The problem any president will confront once in office is the difficulty and high cost of trying to create jobs through protectionist trade policies. Renegotiating past agreements to make them more advantageous to the United States is a political non-starter for America’s trading partners. If the United States unilaterally escalates tariffs or other barriers to imports, American living costs rise, eventually undermining U.S. global competitiveness (or in the emerging world of robots, accelerating job losses to machines as companies struggle against rising wage pressures). And unilateral protection leads inevitably to retaliation; the Smoot-Hawley tariffs of the Great Depression era were supposed to have taught that lesson once and for all.

China’s central role in today’s trade rhetoric adds a geopolitical dimension to any presidential decision. To turn down the Trans-Pacific Partnership leaves key Asian allies more, not less, exposed to China’s rising influence. Unilateral actions against Chinese exports would likely fan the flames of rising Chinese nationalism while undercutting U.S. exports to China, especially including agricultural exports. For these reasons, U.S. presidents tend to govern in the trade sphere with a more open hand than the closed fist of the campaign trail. The anti-trade tone of this election season, however, has emerged earlier, been more strident and seems more broadly appealing than in any time in recent memory.

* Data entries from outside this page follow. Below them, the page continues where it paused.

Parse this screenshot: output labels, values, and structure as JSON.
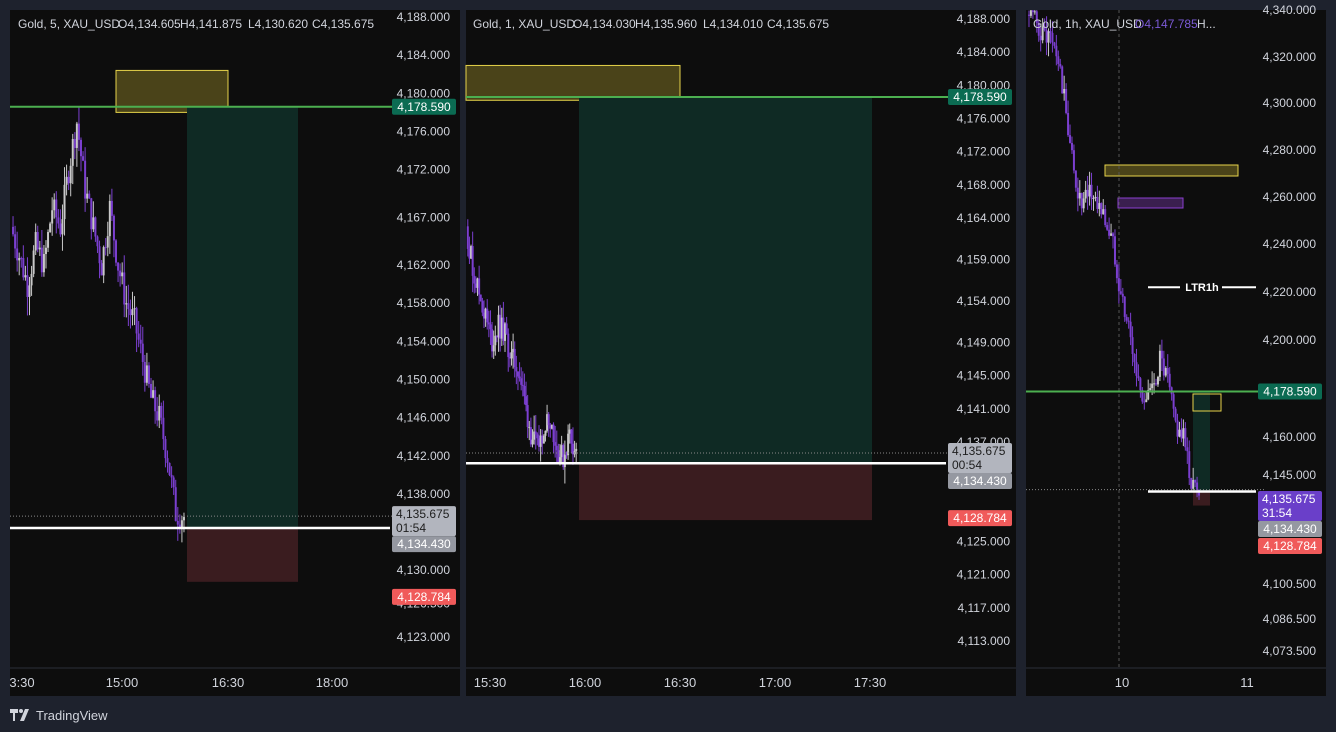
{
  "brand": {
    "name": "TradingView",
    "logo_icon": "tradingview-logo-icon"
  },
  "colors": {
    "background": "#0d0d0d",
    "frame": "#1e222d",
    "text": "#d1d4dc",
    "bull_candle": "#c8c8c8",
    "bear_candle": "#7b3fd0",
    "green_line": "#4caf50",
    "green_label": "#0b6b52",
    "white_line": "#ffffff",
    "price_label": "#b2b5be",
    "stop_label": "#f05a5a",
    "current_label_purple": "#6a3fc9",
    "profit_zone": "#0f2a24",
    "loss_zone": "#3a1c1f",
    "supply_zone": "#4a4319",
    "zone_border": "#e6d34a",
    "purple_zone": "#3a1f4f",
    "purple_border": "#8a3fd0"
  },
  "chart_data": [
    {
      "type": "candlestick",
      "symbol": "Gold, 5, XAU_USD",
      "ohlc_header": {
        "open": "O4,134.605",
        "high": "H4,141.875",
        "low": "L4,130.620",
        "close": "C4,135.675"
      },
      "y_ticks": [
        "4,188.000",
        "4,184.000",
        "4,180.000",
        "4,176.000",
        "4,172.000",
        "4,167.000",
        "4,162.000",
        "4,158.000",
        "4,154.000",
        "4,150.000",
        "4,146.000",
        "4,142.000",
        "4,138.000",
        "4,130.000",
        "4,126.500",
        "4,123.000"
      ],
      "ylim": [
        4120.8,
        4188.9
      ],
      "x_ticks": [
        "3:30",
        "15:00",
        "16:30",
        "18:00"
      ],
      "price_labels": [
        {
          "text": "4,178.590",
          "role": "target-line"
        },
        {
          "text": "4,135.675",
          "role": "current-price"
        },
        {
          "text": "01:54",
          "role": "countdown"
        },
        {
          "text": "4,134.430",
          "role": "entry-line"
        },
        {
          "text": "4,128.784",
          "role": "stop-loss"
        }
      ],
      "levels": {
        "target": 4178.59,
        "current": 4135.675,
        "entry": 4134.43,
        "stop": 4128.784
      },
      "supply_zone": {
        "from": 4178.0,
        "to": 4182.4
      },
      "trend": [
        4166,
        4163,
        4160,
        4164,
        4162,
        4168,
        4166,
        4172,
        4177,
        4170,
        4166,
        4162,
        4168,
        4162,
        4158,
        4156,
        4152,
        4148,
        4146,
        4142,
        4136,
        4135.6
      ]
    },
    {
      "type": "candlestick",
      "symbol": "Gold, 1, XAU_USD",
      "ohlc_header": {
        "open": "O4,134.030",
        "high": "H4,135.960",
        "low": "L4,134.010",
        "close": "C4,135.675"
      },
      "y_ticks": [
        "4,188.000",
        "4,184.000",
        "4,180.000",
        "4,176.000",
        "4,172.000",
        "4,168.000",
        "4,164.000",
        "4,159.000",
        "4,154.000",
        "4,149.000",
        "4,145.000",
        "4,141.000",
        "4,137.000",
        "4,125.000",
        "4,121.000",
        "4,117.000",
        "4,113.000"
      ],
      "ylim": [
        4110.5,
        4189.2
      ],
      "x_ticks": [
        "15:30",
        "16:00",
        "16:30",
        "17:00",
        "17:30"
      ],
      "price_labels": [
        {
          "text": "4,178.590",
          "role": "target-line"
        },
        {
          "text": "4,135.675",
          "role": "current-price"
        },
        {
          "text": "00:54",
          "role": "countdown"
        },
        {
          "text": "4,134.430",
          "role": "entry-line"
        },
        {
          "text": "4,128.784",
          "role": "stop-loss"
        }
      ],
      "levels": {
        "target": 4178.59,
        "current": 4135.675,
        "entry": 4134.43,
        "stop": 4128.784
      },
      "supply_zone": {
        "from": 4178.2,
        "to": 4182.4
      },
      "trend": [
        4163,
        4158,
        4155,
        4152,
        4149,
        4151,
        4150,
        4147,
        4146,
        4142,
        4138,
        4136,
        4139,
        4140,
        4136,
        4135,
        4138,
        4135.6
      ]
    },
    {
      "type": "candlestick",
      "symbol": "Gold, 1h, XAU_USD",
      "ohlc_header": {
        "open": "O4,147.785",
        "high": "H...",
        "low": "",
        "close": ""
      },
      "y_ticks": [
        "4,340.000",
        "4,320.000",
        "4,300.000",
        "4,280.000",
        "4,260.000",
        "4,240.000",
        "4,220.000",
        "4,200.000",
        "4,180.000",
        "4,160.000",
        "4,145.000",
        "4,115.000",
        "4,100.500",
        "4,086.500",
        "4,073.500"
      ],
      "x_ticks": [
        "10",
        "11"
      ],
      "annotation": "LTR1h",
      "price_labels": [
        {
          "text": "4,178.590",
          "role": "target-line"
        },
        {
          "text": "4,135.675",
          "role": "current-price"
        },
        {
          "text": "31:54",
          "role": "countdown"
        },
        {
          "text": "4,134.430",
          "role": "entry-line"
        },
        {
          "text": "4,128.784",
          "role": "stop-loss"
        }
      ],
      "levels": {
        "target": 4178.59,
        "current": 4135.675,
        "entry": 4134.43,
        "stop": 4128.784,
        "ltr": 4222
      },
      "trend": [
        4338,
        4335,
        4330,
        4328,
        4318,
        4296,
        4270,
        4255,
        4262,
        4258,
        4250,
        4240,
        4220,
        4205,
        4185,
        4176,
        4178,
        4192,
        4182,
        4165,
        4160,
        4140,
        4135.6
      ]
    }
  ]
}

So, those who believe that trade may be a great force for good face a steeper hill to climb than in the past. They need to develop better and more generous policies for those displaced by trade — and by technology. They also need to re-frame the roles that trade and technology play in the economy in ways that make their benefits more widely available. Otherwise, the fruits of those forces of change will be replaced by a more bitter tasting protectionism than Americans have known for a long time.